Propostas de políticas públicas para combater o consumo de AUPs
Para reduzir o impacto dos AUPs na saúde global, os especialistas propõem um conjunto de políticas públicas específicas, que devem complementar as legislações existentes. Entre as medidas sugeridas estão a redução do teor de açúcar, gordura e sal nos alimentos, a imposição de impostos sobre os produtos ultraprocessados e a implementação de restrições mais rigorosas no marketing destes produtos, especialmente para crianças. Os especialistas também defendem a proibição da venda de AUPs em instituições públicas, como escolas e hospitais, e a limitação do espaço que ocupam nos supermercados.
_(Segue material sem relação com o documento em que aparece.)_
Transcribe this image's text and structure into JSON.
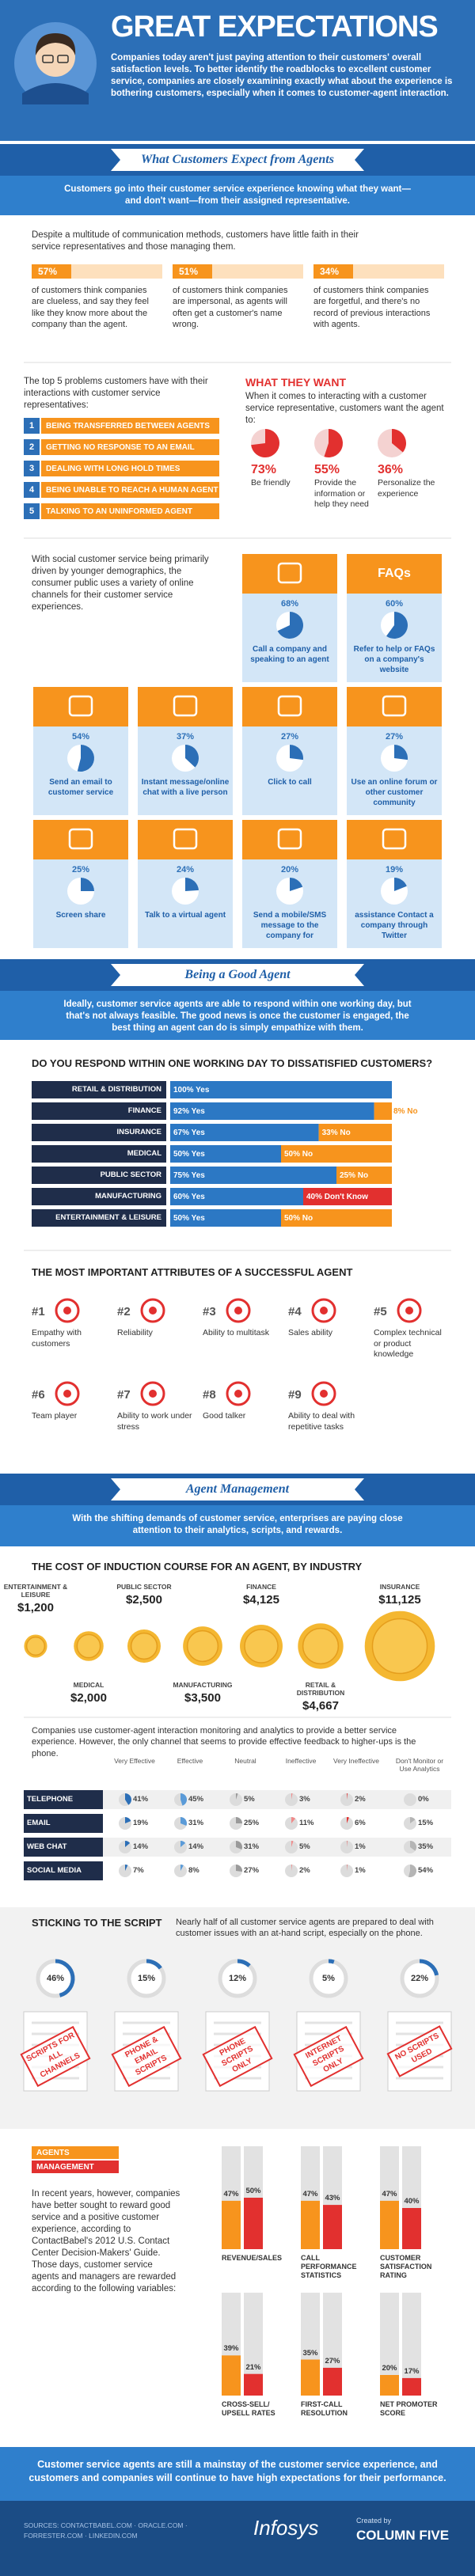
{
  "header": {
    "title": "GREAT EXPECTATIONS",
    "intro": "Companies today aren't just paying attention to their customers' overall satisfaction levels. To better identify the roadblocks to excellent customer service, companies are closely examining exactly what about the experience is bothering customers, especially when it comes to customer-agent interaction."
  },
  "expect": {
    "banner": "What Customers Expect from Agents",
    "intro": "Customers go into their customer service experience knowing what they want—and don't want—from their assigned representative.",
    "lead": "Despite a multitude of communication methods, customers have little faith in their service representatives and those managing them.",
    "stats": [
      {
        "value": "57%",
        "text": "of customers think companies are clueless, and say they feel like they know more about the company than the agent."
      },
      {
        "value": "51%",
        "text": "of customers think companies are impersonal, as agents will often get a customer's name wrong."
      },
      {
        "value": "34%",
        "text": "of customers think companies are forgetful, and there's no record of previous interactions with agents."
      }
    ]
  },
  "problems": {
    "intro": "The top 5 problems customers have with their interactions with customer service representatives:",
    "items": [
      {
        "rank": "1",
        "text": "BEING TRANSFERRED BETWEEN AGENTS"
      },
      {
        "rank": "2",
        "text": "GETTING NO RESPONSE TO AN EMAIL"
      },
      {
        "rank": "3",
        "text": "DEALING WITH LONG HOLD TIMES"
      },
      {
        "rank": "4",
        "text": "BEING UNABLE TO REACH A HUMAN AGENT"
      },
      {
        "rank": "5",
        "text": "TALKING TO AN UNINFORMED AGENT"
      }
    ]
  },
  "wants": {
    "title": "WHAT THEY WANT",
    "intro": "When it comes to interacting with a customer service representative, customers want the agent to:",
    "color": "#e2302f",
    "items": [
      {
        "value": 73,
        "label": "73%",
        "text": "Be friendly"
      },
      {
        "value": 55,
        "label": "55%",
        "text": "Provide the information or help they need"
      },
      {
        "value": 36,
        "label": "36%",
        "text": "Personalize the experience"
      }
    ]
  },
  "channels": {
    "intro": "With social customer service being primarily driven by younger demographics, the consumer public uses a variety of online channels for their customer service experiences.",
    "color": "#2c6fb7",
    "items": [
      {
        "value": 68,
        "label": "68%",
        "text": "Call a company and speaking to an agent"
      },
      {
        "value": 60,
        "label": "60%",
        "text": "Refer to help or FAQs on a company's website",
        "icon_text": "FAQs"
      },
      {
        "value": 54,
        "label": "54%",
        "text": "Send an email to customer service"
      },
      {
        "value": 37,
        "label": "37%",
        "text": "Instant message/online chat with a live person"
      },
      {
        "value": 27,
        "label": "27%",
        "text": "Click to call"
      },
      {
        "value": 27,
        "label": "27%",
        "text": "Use an online forum or other customer community"
      },
      {
        "value": 25,
        "label": "25%",
        "text": "Screen share"
      },
      {
        "value": 24,
        "label": "24%",
        "text": "Talk to a virtual agent"
      },
      {
        "value": 20,
        "label": "20%",
        "text": "Send a mobile/SMS message to the company for"
      },
      {
        "value": 19,
        "label": "19%",
        "text": "assistance Contact a company through Twitter"
      }
    ]
  },
  "good_agent": {
    "banner": "Being a Good Agent",
    "intro": "Ideally, customer service agents are able to respond within one working day, but that's not always feasible. The good news is once the customer is engaged, the best thing an agent can do is simply empathize with them."
  },
  "respond": {
    "title": "DO YOU RESPOND WITHIN ONE WORKING DAY TO DISSATISFIED CUSTOMERS?",
    "rows": [
      {
        "name": "RETAIL & DISTRIBUTION",
        "segments": [
          {
            "value": 100,
            "label": "100% Yes",
            "color": "#2c78c4"
          }
        ]
      },
      {
        "name": "FINANCE",
        "segments": [
          {
            "value": 92,
            "label": "92% Yes",
            "color": "#2c78c4"
          },
          {
            "value": 8,
            "label": "8% No",
            "color": "#f7941d"
          }
        ]
      },
      {
        "name": "INSURANCE",
        "segments": [
          {
            "value": 67,
            "label": "67% Yes",
            "color": "#2c78c4"
          },
          {
            "value": 33,
            "label": "33% No",
            "color": "#f7941d"
          }
        ]
      },
      {
        "name": "MEDICAL",
        "segments": [
          {
            "value": 50,
            "label": "50% Yes",
            "color": "#2c78c4"
          },
          {
            "value": 50,
            "label": "50% No",
            "color": "#f7941d"
          }
        ]
      },
      {
        "name": "PUBLIC SECTOR",
        "segments": [
          {
            "value": 75,
            "label": "75% Yes",
            "color": "#2c78c4"
          },
          {
            "value": 25,
            "label": "25% No",
            "color": "#f7941d"
          }
        ]
      },
      {
        "name": "MANUFACTURING",
        "segments": [
          {
            "value": 60,
            "label": "60% Yes",
            "color": "#2c78c4"
          },
          {
            "value": 40,
            "label": "40% Don't Know",
            "color": "#e2302f"
          }
        ]
      },
      {
        "name": "ENTERTAINMENT & LEISURE",
        "segments": [
          {
            "value": 50,
            "label": "50% Yes",
            "color": "#2c78c4"
          },
          {
            "value": 50,
            "label": "50% No",
            "color": "#f7941d"
          }
        ]
      }
    ]
  },
  "attributes": {
    "title": "THE MOST IMPORTANT ATTRIBUTES OF A SUCCESSFUL AGENT",
    "items": [
      {
        "rank": "#1",
        "text": "Empathy with customers"
      },
      {
        "rank": "#2",
        "text": "Reliability"
      },
      {
        "rank": "#3",
        "text": "Ability to multitask"
      },
      {
        "rank": "#4",
        "text": "Sales ability"
      },
      {
        "rank": "#5",
        "text": "Complex technical or product knowledge"
      },
      {
        "rank": "#6",
        "text": "Team player"
      },
      {
        "rank": "#7",
        "text": "Ability to work under stress"
      },
      {
        "rank": "#8",
        "text": "Good talker"
      },
      {
        "rank": "#9",
        "text": "Ability to deal with repetitive tasks"
      }
    ]
  },
  "management": {
    "banner": "Agent Management",
    "intro": "With the shifting demands of customer service, enterprises are paying close attention to their analytics, scripts, and rewards."
  },
  "cost": {
    "title": "THE COST OF INDUCTION COURSE FOR AN AGENT, BY INDUSTRY",
    "items": [
      {
        "name": "ENTERTAINMENT & LEISURE",
        "value": 1200,
        "label": "$1,200"
      },
      {
        "name": "MEDICAL",
        "value": 2000,
        "label": "$2,000"
      },
      {
        "name": "PUBLIC SECTOR",
        "value": 2500,
        "label": "$2,500"
      },
      {
        "name": "MANUFACTURING",
        "value": 3500,
        "label": "$3,500"
      },
      {
        "name": "FINANCE",
        "value": 4125,
        "label": "$4,125"
      },
      {
        "name": "RETAIL & DISTRIBUTION",
        "value": 4667,
        "label": "$4,667"
      },
      {
        "name": "INSURANCE",
        "value": 11125,
        "label": "$11,125"
      }
    ]
  },
  "analytics": {
    "intro": "Companies use customer-agent interaction monitoring and analytics to provide a better service experience. However, the only channel that seems to provide effective feedback to higher-ups is the phone.",
    "columns": [
      "Very Effective",
      "Effective",
      "Neutral",
      "Ineffective",
      "Very Ineffective",
      "Don't Monitor or Use Analytics"
    ],
    "colors": [
      "#2c6fb7",
      "#5b9bd8",
      "#9a9a9a",
      "#f08a8a",
      "#e2302f",
      "#b5b5b5"
    ],
    "rows": [
      {
        "name": "TELEPHONE",
        "values": [
          41,
          45,
          5,
          3,
          2,
          0
        ],
        "labels": [
          "41%",
          "45%",
          "5%",
          "3%",
          "2%",
          "0%"
        ]
      },
      {
        "name": "EMAIL",
        "values": [
          19,
          31,
          25,
          11,
          6,
          15
        ],
        "labels": [
          "19%",
          "31%",
          "25%",
          "11%",
          "6%",
          "15%"
        ]
      },
      {
        "name": "WEB CHAT",
        "values": [
          14,
          14,
          31,
          5,
          1,
          35
        ],
        "labels": [
          "14%",
          "14%",
          "31%",
          "5%",
          "1%",
          "35%"
        ]
      },
      {
        "name": "SOCIAL MEDIA",
        "values": [
          7,
          8,
          27,
          2,
          1,
          54
        ],
        "labels": [
          "7%",
          "8%",
          "27%",
          "2%",
          "1%",
          "54%"
        ]
      }
    ]
  },
  "script": {
    "title": "STICKING TO THE SCRIPT",
    "intro": "Nearly half of all customer service agents are prepared to deal with customer issues with an at-hand script, especially on the phone.",
    "color": "#2c6fb7",
    "items": [
      {
        "value": 46,
        "label": "46%",
        "stamp": "SCRIPTS FOR ALL CHANNELS"
      },
      {
        "value": 15,
        "label": "15%",
        "stamp": "PHONE & EMAIL SCRIPTS"
      },
      {
        "value": 12,
        "label": "12%",
        "stamp": "PHONE SCRIPTS ONLY"
      },
      {
        "value": 5,
        "label": "5%",
        "stamp": "INTERNET SCRIPTS ONLY"
      },
      {
        "value": 22,
        "label": "22%",
        "stamp": "NO SCRIPTS USED"
      }
    ]
  },
  "rewards": {
    "series": [
      {
        "name": "AGENTS",
        "color": "#f7941d"
      },
      {
        "name": "MANAGEMENT",
        "color": "#e2302f"
      }
    ],
    "text": "In recent years, however, companies have better sought to reward good service and a positive customer experience, according to ContactBabel's 2012 U.S. Contact Center Decision-Makers' Guide. Those days, customer service agents and managers are rewarded according to the following variables:",
    "ylim": [
      0,
      100
    ],
    "groups": [
      {
        "name": "REVENUE/SALES",
        "values": [
          47,
          50
        ],
        "labels": [
          "47%",
          "50%"
        ]
      },
      {
        "name": "CALL PERFORMANCE STATISTICS",
        "values": [
          47,
          43
        ],
        "labels": [
          "47%",
          "43%"
        ]
      },
      {
        "name": "CUSTOMER SATISFACTION RATING",
        "values": [
          47,
          40
        ],
        "labels": [
          "47%",
          "40%"
        ]
      },
      {
        "name": "CROSS-SELL/ UPSELL RATES",
        "values": [
          39,
          21
        ],
        "labels": [
          "39%",
          "21%"
        ]
      },
      {
        "name": "FIRST-CALL RESOLUTION",
        "values": [
          35,
          27
        ],
        "labels": [
          "35%",
          "27%"
        ]
      },
      {
        "name": "NET PROMOTER SCORE",
        "values": [
          20,
          17
        ],
        "labels": [
          "20%",
          "17%"
        ]
      }
    ]
  },
  "footer": {
    "conclusion": "Customer service agents are still a mainstay of the customer service experience, and customers and companies will continue to have high expectations for their performance.",
    "sources": "SOURCES: CONTACTBABEL.COM · ORACLE.COM · FORRESTER.COM · LINKEDIN.COM",
    "brand": "Infosys",
    "created_by": "Created by",
    "creator": "COLUMN FIVE"
  }
}
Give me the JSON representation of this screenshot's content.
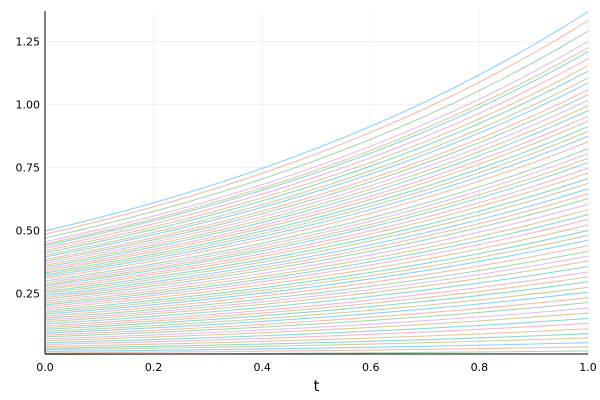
{
  "chart_data": {
    "type": "line",
    "xlabel": "t",
    "ylabel": "",
    "xlim": [
      0.0,
      1.0
    ],
    "ylim": [
      0.01,
      1.37
    ],
    "grid": true,
    "legend": "none",
    "xticks": [
      "0.0",
      "0.2",
      "0.4",
      "0.6",
      "0.8",
      "1.0"
    ],
    "yticks": [
      "0.25",
      "0.50",
      "0.75",
      "1.00",
      "1.25"
    ],
    "growth_rate": 1.01,
    "palette": [
      "#009AFA",
      "#E36F47",
      "#3EA44E",
      "#C371D2",
      "#AC8E18",
      "#00AAAE",
      "#ED5E93",
      "#C68225",
      "#00A98D",
      "#8E971E"
    ],
    "x": [
      0.0,
      0.05,
      0.1,
      0.15,
      0.2,
      0.25,
      0.3,
      0.35,
      0.4,
      0.45,
      0.5,
      0.55,
      0.6,
      0.65,
      0.7,
      0.75,
      0.8,
      0.85,
      0.9,
      0.95,
      1.0
    ],
    "initial_values": [
      0.498,
      0.485,
      0.47,
      0.455,
      0.446,
      0.44,
      0.43,
      0.42,
      0.412,
      0.402,
      0.395,
      0.385,
      0.378,
      0.37,
      0.362,
      0.355,
      0.347,
      0.34,
      0.332,
      0.325,
      0.318,
      0.31,
      0.3,
      0.293,
      0.286,
      0.28,
      0.272,
      0.265,
      0.257,
      0.25,
      0.242,
      0.235,
      0.228,
      0.22,
      0.212,
      0.205,
      0.198,
      0.19,
      0.182,
      0.175,
      0.168,
      0.16,
      0.152,
      0.145,
      0.138,
      0.13,
      0.122,
      0.115,
      0.108,
      0.1,
      0.093,
      0.085,
      0.078,
      0.07,
      0.063,
      0.055,
      0.048,
      0.04,
      0.033,
      0.027,
      0.02,
      0.014,
      0.008
    ]
  }
}
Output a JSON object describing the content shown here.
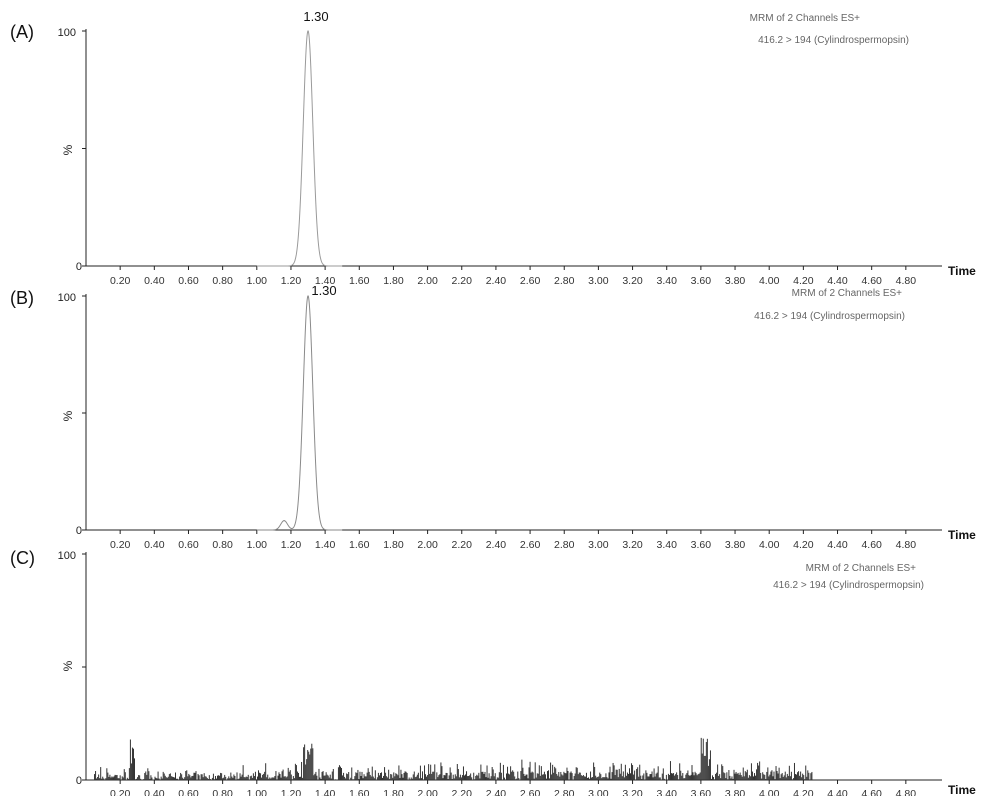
{
  "chart_data": [
    {
      "type": "line",
      "panel_label": "(A)",
      "ylabel": "%",
      "xlabel": "Time",
      "y_ticks": [
        "100",
        "0"
      ],
      "x_ticks": [
        "0.20",
        "0.40",
        "0.60",
        "0.80",
        "1.00",
        "1.20",
        "1.40",
        "1.60",
        "1.80",
        "2.00",
        "2.20",
        "2.40",
        "2.60",
        "2.80",
        "3.00",
        "3.20",
        "3.40",
        "3.60",
        "3.80",
        "4.00",
        "4.20",
        "4.40",
        "4.60",
        "4.80"
      ],
      "xlim": [
        0.0,
        5.0
      ],
      "ylim": [
        0,
        100
      ],
      "info_line1": "MRM of 2 Channels ES+",
      "info_line2": "416.2 > 194 (Cylindrospermopsin)",
      "peak_label": "1.30",
      "peaks": [
        {
          "x": 1.3,
          "y": 100,
          "width": 0.028
        }
      ],
      "noise": "none",
      "trace_color": "#9a9a9a"
    },
    {
      "type": "line",
      "panel_label": "(B)",
      "ylabel": "%",
      "xlabel": "Time",
      "y_ticks": [
        "100",
        "0"
      ],
      "x_ticks": [
        "0.20",
        "0.40",
        "0.60",
        "0.80",
        "1.00",
        "1.20",
        "1.40",
        "1.60",
        "1.80",
        "2.00",
        "2.20",
        "2.40",
        "2.60",
        "2.80",
        "3.00",
        "3.20",
        "3.40",
        "3.60",
        "3.80",
        "4.00",
        "4.20",
        "4.40",
        "4.60",
        "4.80"
      ],
      "xlim": [
        0.0,
        5.0
      ],
      "ylim": [
        0,
        100
      ],
      "info_line1": "MRM of 2 Channels ES+",
      "info_line2": "416.2 > 194 (Cylindrospermopsin)",
      "peak_label": "1.30",
      "peaks": [
        {
          "x": 1.16,
          "y": 4,
          "width": 0.02
        },
        {
          "x": 1.3,
          "y": 100,
          "width": 0.028
        }
      ],
      "noise": "none",
      "trace_color": "#8a8a8a"
    },
    {
      "type": "line",
      "panel_label": "(C)",
      "ylabel": "%",
      "xlabel": "Time",
      "y_ticks": [
        "100",
        "0"
      ],
      "x_ticks": [
        "0.20",
        "0.40",
        "0.60",
        "0.80",
        "1.00",
        "1.20",
        "1.40",
        "1.60",
        "1.80",
        "2.00",
        "2.20",
        "2.40",
        "2.60",
        "2.80",
        "3.00",
        "3.20",
        "3.40",
        "3.60",
        "3.80",
        "4.00",
        "4.20",
        "4.40",
        "4.60",
        "4.80"
      ],
      "xlim": [
        0.0,
        5.0
      ],
      "ylim": [
        0,
        100
      ],
      "info_line1": "MRM of 2 Channels ES+",
      "info_line2": "416.2 > 194 (Cylindrospermopsin)",
      "peak_label": "",
      "peaks": [],
      "noise": "baseline",
      "noise_range": [
        0.05,
        4.25
      ],
      "noise_max": 20,
      "trace_color": "#333333"
    }
  ]
}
A especialista em saúde pública Camila Corvalan, da Universidade do Chile, sugere ainda a criação de impostos sobre os AUPs para financiar o acesso a alimentos mais nutritivos e acessíveis para a população. Além disso, é essencial que os sistemas alimentares apoiem os produtores locais de alimentos frescos, preservando as tradições alimentares e garantindo que os benefícios económicos da produção de alimentos regressem às comunidades locais.
Gyorgy Scrinis, da Universidade de Melbourne, na Austrália, reforça que as políticas públicas devem garantir que os alimentos frescos e minimamente processados sejam acessíveis e baratos, não só para quem tem tempo para cozinhar, mas também para as famílias mais ocupadas e indivíduos que dependem de opções alimentares práticas. “Só combinando uma regulamentação mais rigorosa sobre produtos alimentares de baixa qualidade com um apoio realista a escolhas mais nutritivas poderemos promover dietas mais saudáveis para todos”, conclui Scrinis.